Because they know the facts. Because DHS (ICE specifically) supplies the government attorneys who participate in the hearings, who cross-examine these women and resurrect their horror.
Because they hear the stories first-hand—the rape, the torture, the sex slavery, the being shot and left for dead.
Because the BIA reads the transcripts and sees the evidence on appeal.
These people know what is going on. And in the end, BIA judges and ICE attorneys want to sleep at night, just like everybody else.
Why might the Attorney General have a problem with this aspect of asylum law now, in June 2018?
On one side of the scale, domestic violence asylum was a bit of a stretch, and arguments about slippery slopes and the original spirit of asylum law are not meritless. On the other hand, the concept of a “particular social group” is statutory language which was intentionally left ambiguous by both the United Nations in 1951 and the U.S. Congress in 1982. Both were prescient enough to know that the hatred and bitterness of mankind from time to time finds new categories of victims.
The integrity of our laws is a desirable goal. But what is it worth? How far can we stretch our laws for conscience? And what is the corresponding harm?
If the concern is overwhelming the system, it is important to note that there are already significant obstacles in the way of asylum seekers.
What obstacles do asylum-seekers face?
First, you have to be physically present in the U.S. to seek asylum. (You cannot request asylum at a U.S. Embassy or Consulate.) For many that means crossing Mexico riding on the top of a train. It means crossing a desert into the U.S. where many people die of exposure.

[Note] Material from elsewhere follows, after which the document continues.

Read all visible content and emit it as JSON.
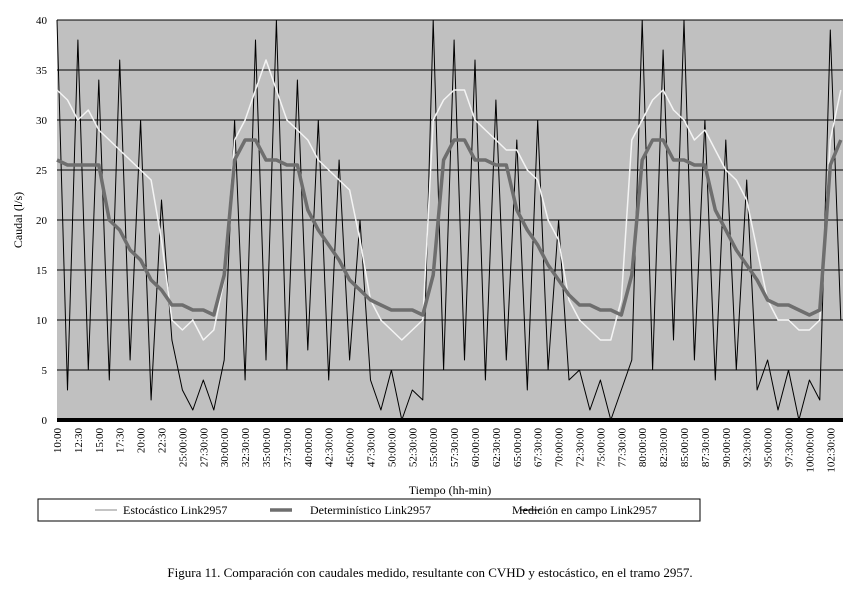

It means being arrested by government agents who may ignore your asylum claim or who have learned to write “Said she came to seek employment” on your paperwork because they know this will sabotage your claim later on.
It means being able to somehow afford a lawyer and avoiding engaging some truly epic shysters, who will take your money and then do nothing worthwhile for your case.

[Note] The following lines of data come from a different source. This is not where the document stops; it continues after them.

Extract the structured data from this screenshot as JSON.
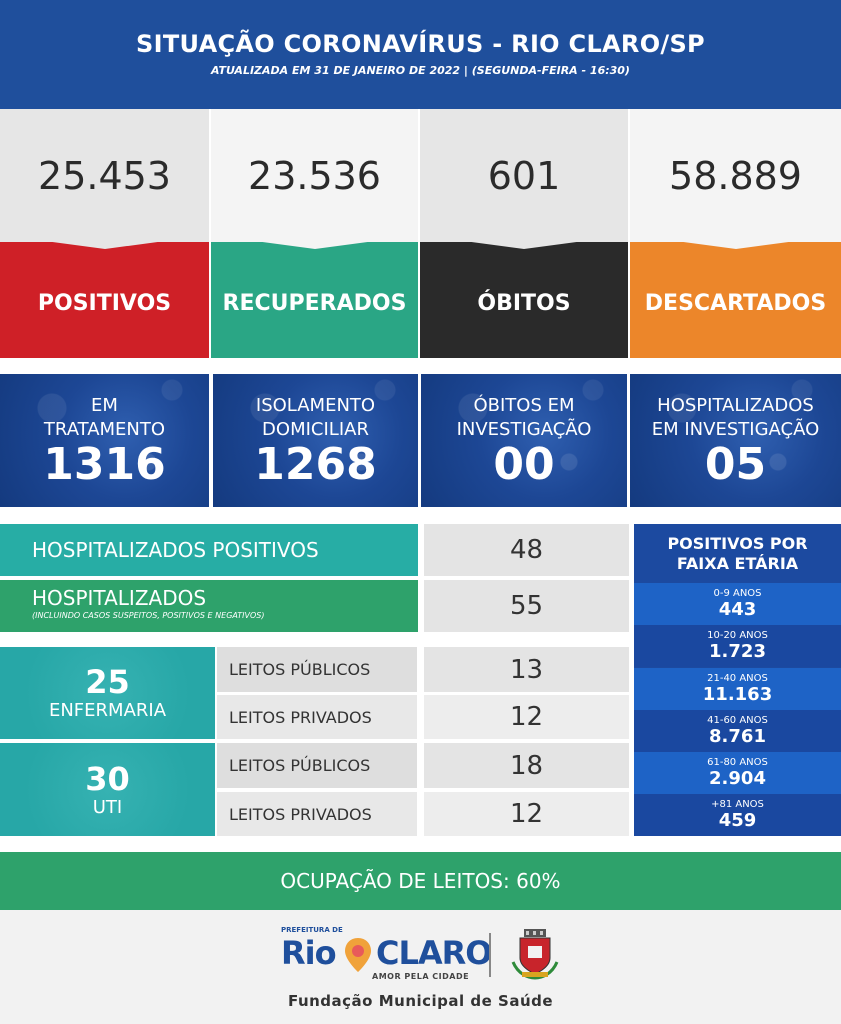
{
  "header": {
    "title": "SITUAÇÃO CORONAVÍRUS - RIO CLARO/SP",
    "subtitle": "ATUALIZADA EM 31 DE JANEIRO DE 2022 | (SEGUNDA-FEIRA - 16:30)"
  },
  "summary": [
    {
      "value": "25.453",
      "label": "POSITIVOS",
      "color": "#cf2027"
    },
    {
      "value": "23.536",
      "label": "RECUPERADOS",
      "color": "#2aa685"
    },
    {
      "value": "601",
      "label": "ÓBITOS",
      "color": "#2a2a2a"
    },
    {
      "value": "58.889",
      "label": "DESCARTADOS",
      "color": "#ec862a"
    }
  ],
  "status": [
    {
      "line1": "EM",
      "line2": "TRATAMENTO",
      "value": "1316"
    },
    {
      "line1": "ISOLAMENTO",
      "line2": "DOMICILIAR",
      "value": "1268"
    },
    {
      "line1": "ÓBITOS EM",
      "line2": "INVESTIGAÇÃO",
      "value": "00"
    },
    {
      "line1": "HOSPITALIZADOS",
      "line2": "EM INVESTIGAÇÃO",
      "value": "05"
    }
  ],
  "hospital": {
    "positivos_label": "HOSPITALIZADOS POSITIVOS",
    "positivos_value": "48",
    "total_label": "HOSPITALIZADOS",
    "total_note": "(INCLUINDO CASOS SUSPEITOS, POSITIVOS E NEGATIVOS)",
    "total_value": "55",
    "enfermaria": {
      "count": "25",
      "label": "ENFERMARIA",
      "publicos_label": "LEITOS PÚBLICOS",
      "publicos_value": "13",
      "privados_label": "LEITOS PRIVADOS",
      "privados_value": "12"
    },
    "uti": {
      "count": "30",
      "label": "UTI",
      "publicos_label": "LEITOS PÚBLICOS",
      "publicos_value": "18",
      "privados_label": "LEITOS PRIVADOS",
      "privados_value": "12"
    }
  },
  "age": {
    "title_line1": "POSITIVOS POR",
    "title_line2": "FAIXA ETÁRIA",
    "groups": [
      {
        "label": "0-9 ANOS",
        "value": "443"
      },
      {
        "label": "10-20 ANOS",
        "value": "1.723"
      },
      {
        "label": "21-40 ANOS",
        "value": "11.163"
      },
      {
        "label": "41-60 ANOS",
        "value": "8.761"
      },
      {
        "label": "61-80 ANOS",
        "value": "2.904"
      },
      {
        "label": "+81 ANOS",
        "value": "459"
      }
    ]
  },
  "occupancy": "OCUPAÇÃO DE LEITOS: 60%",
  "footer": {
    "logo_top": "PREFEITURA DE",
    "logo_rio": "Rio",
    "logo_claro": "CLARO",
    "logo_tagline": "AMOR PELA CIDADE",
    "foundation": "Fundação Municipal de Saúde"
  }
}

It means surviving brutal cross-examination and convincing an immigration judge (who may have grown cynical about his docket of 20,000 cases) that your story is true and the facts fit just right (i.e., not just that you are likely to be killed or tortured but that you are likely to be killed or tortured for qualifying reasons).
Should we trust these women’s stories?
Jeff Sessions thinks all these women are lying. He essentially said as much in a press release that accompanied the decision.
But he does not know because he isn’t there. He hasn’t met them. He hasn’t heard their stories.
I have. I worked on a case of a woman whose husband shot her in both legs and then killed her mother when she jumped in front of the gun. Another woman carried her severely disabled daughter in her arms from coastal Honduras to Beaumont, Texas. Another was essentially sold by her husband to be gangraped by his friends. I watched a woman describe a rape that was so brutal the immigration judge cried on the stand.
What is the harm done by Jeff Sessions’ decision? Why are my friends so upset about it?
To me, the worst aspect of A-B- is that domestic violence asylum was already so difficult to get that Sessions’ decision only affects women with the most severe claims. They are the only subset who would have been granted asylum status in the U.S., and therefore they are the only ones for whom the outcome will now be different than it would have previously been. Sessions is not culling the charlatans. We already have an entire U.S. agency for that with many decades of experience. A-B- crushes only the women with true horror stories, the ones who would have made it to the finish line.